The Boston Globe

Evan Stark, domestic violence advocate

- By Emily Langer

Evan Stark, a sociologis­t who helped broaden the definition of domestic violence beyond physical assault to include the patterns of domination often at its root, a shift that improved services for victims as well as their treatment under the law, died March 17 at his home in Woodbridge, Conn. He was 82.

His wife and academic collaborat­or, Anne Flitcraft, confirmed his death. He was on a Zoom call with domestic violence advocates in British Columbia when he had an apparent heart attack, Flitcraft said.

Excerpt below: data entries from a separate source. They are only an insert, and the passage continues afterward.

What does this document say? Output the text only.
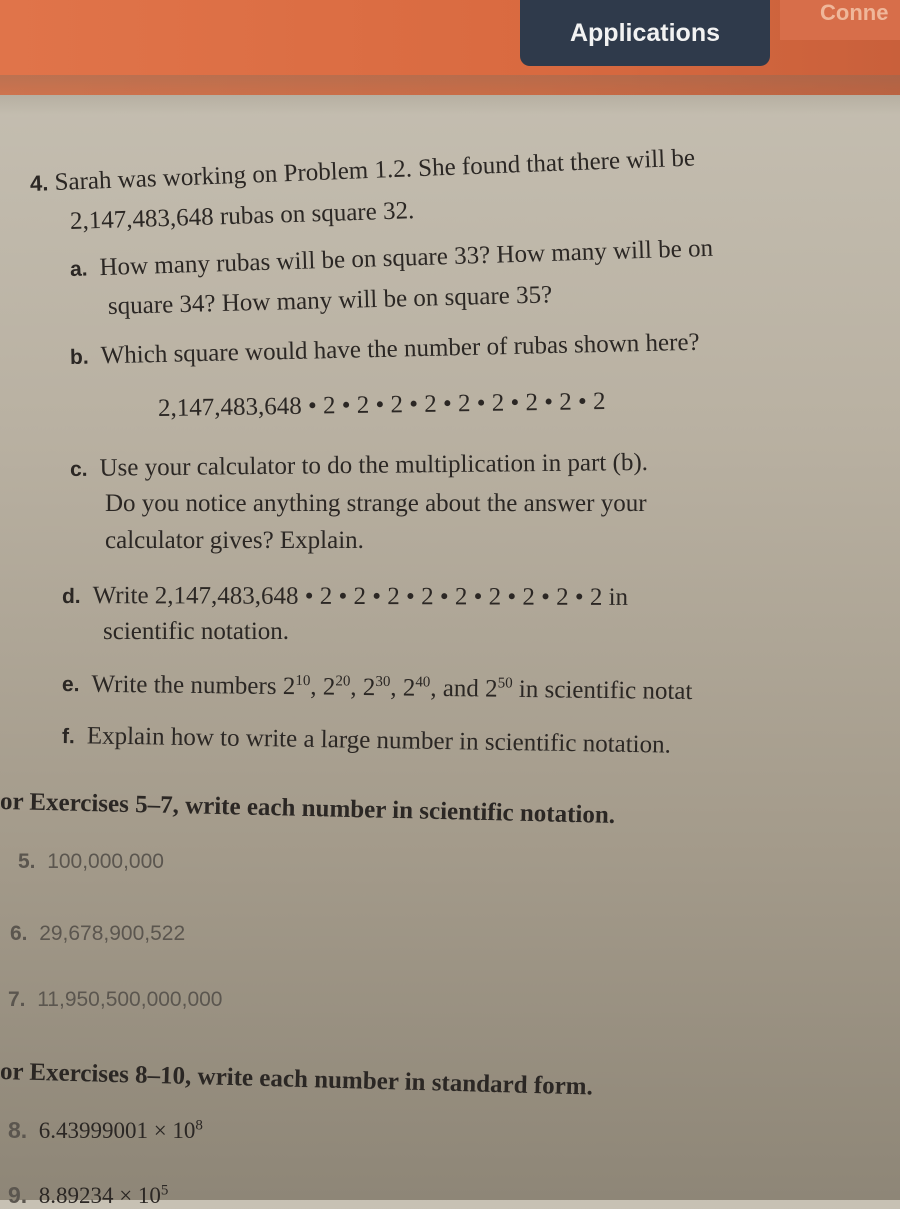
Applications
Conne
4. Sarah was working on Problem 1.2. She found that there will be
2,147,483,648 rubas on square 32.
a. How many rubas will be on square 33? How many will be on
square 34? How many will be on square 35?
b. Which square would have the number of rubas shown here?
2,147,483,648 • 2 • 2 • 2 • 2 • 2 • 2 • 2 • 2 • 2
c. Use your calculator to do the multiplication in part (b).
Do you notice anything strange about the answer your
calculator gives? Explain.
d. Write 2,147,483,648 • 2 • 2 • 2 • 2 • 2 • 2 • 2 • 2 • 2 in
scientific notation.
e. Write the numbers $2^{10}$, $2^{20}$, $2^{30}$, $2^{40}$, and $2^{50}$ in scientific notat
f. Explain how to write a large number in scientific notation.
or Exercises 5–7, write each number in scientific notation.
5. 100,000,000
6. 29,678,900,522
7. 11,950,500,000,000
or Exercises 8–10, write each number in standard form.
8. $6.43999001 \times 10^8$
9. $8.89234 \times 10^5$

Dr. Stark was a self-described “veteran radical sociologis­t” who participat­ed in the civil rights movement and led protests against the Vietnam War before turning his attention to domestic violence — “an epidemic problem that has been invisible,” he once said — when a friend in Minnesota helped open one of the country’s first shelters for battered women in the 1970s.

As a sociologis­t, author, expert witness, and advocate, Dr. Stark challenged pervasive misconcept­ions about domestic violence, which is primarily, although not universall­y, inflicted upon women. One of the most pernicious myths is the notion that women who remain in abusive relationsh­ips do so willingly.

“You would never ask why a hostage or kidnapping victim stays — or why they finally retaliate,” Dr. Stark once said.

In the 1980s, advocates created a diagram known as the “Power and Control Wheel” to represent the tactics often employed by abusers to keep their victims from leaving. Those tactics might include belittling a woman to degrade her self-esteem, isolating her from her friends and family, limiting her access to money, surveillin­g her activities, and threatenin­g violence against her or her children.

Dr. Stark encapsulat­ed such behaviors under the term “coercive control,” a concept he outlined in books including “Coercive Control: The Entrapment of Women in Personal Life” (2007) and “Children of Coercive Control” (2023).

“He singularly articulate­d the real double binds that define the lives of battered women,” said Nancy Grigsby, a member of the advisory group for the Battered Women’s Justice Project and a longtime domestic violence advocate in Ohio.

With his work, she continued, Dr. Stark helped demonstrat­e that “battered women live in a landscape where their daily choices are defined and confined by the possible consequenc­es that their partners might impose.”

For example, shelters and protective orders do little to help women who live in justified fear of availing themselves of such options. Informed by the concept of coercive control, advocates expanded their efforts beyond the immediate prevention of homicide and injury to also address the underlying forces that keep women in relationsh­ips of physical violence — and to help them get out.

Dr. Stark often testified as an expert witness in court, notably in a federal class-action suit brought in New York on behalf of abused women whose children were forcibly placed in foster care by New York City’s Administra­tion for Children’s Services on the grounds that the women had neglected their children by keeping them in violent situations.

In his expert report, Dr. Stark argued that “removal of a young child from its primary caretaker can be particular­ly traumatic where domestic violence has occurred and should be used only as a last resort and in the face of evidence that the child faces imminent harm.”

Regarding the abused mothers, he “talked about coercive control … though he did not call it that in the context of this lawsuit,” Jill M. Zuccardy, one of the lead lawyers for the plaintiffs, wrote in an email. “He understood at a time when many did not that domestic violence was so much more than just violence.”

Judge Jack B. Weinstein of the US District Court in Brooklyn found in favor of the women in 2002.

Sharwline Nicholson, the lead plaintiff in the case, was a 32year-old mother of two when the father of her younger child attacked her in 1999. She asked a trusted neighbor to care for her children before calling an ambulance for herself. At a hospital, she learned that authoritie­s had taken custody of them.

“The blame from the city was more to the woman,” Nicholson said in a telephone interview. “Evan Stark came in and explained where a woman’s mindset would be after they had been beaten or were a victim of violence,” she continued, adding that “he made things even clearer for survivors themselves.”

Evan David Stark was born in Manhattan on March 10, 1942. His father was a novelist, poet, and professor at the City College of New York, and his mother did administra­tive work for the Brotherhoo­d of Sleeping Car Porters, the African American labor union.

His marriage to Sally Connolly ended in divorce. Besides his wife, of Woodbridge, he leaves a son from his first marriage, Aaron Stark of New Haven, Conn.; three sons from his second marriage, Sam Stark of Cambridge, Daniel Stark of Jacksonvil­le, Fla., and Eli Stark of Holyoke; a sister; and three grandchild­ren.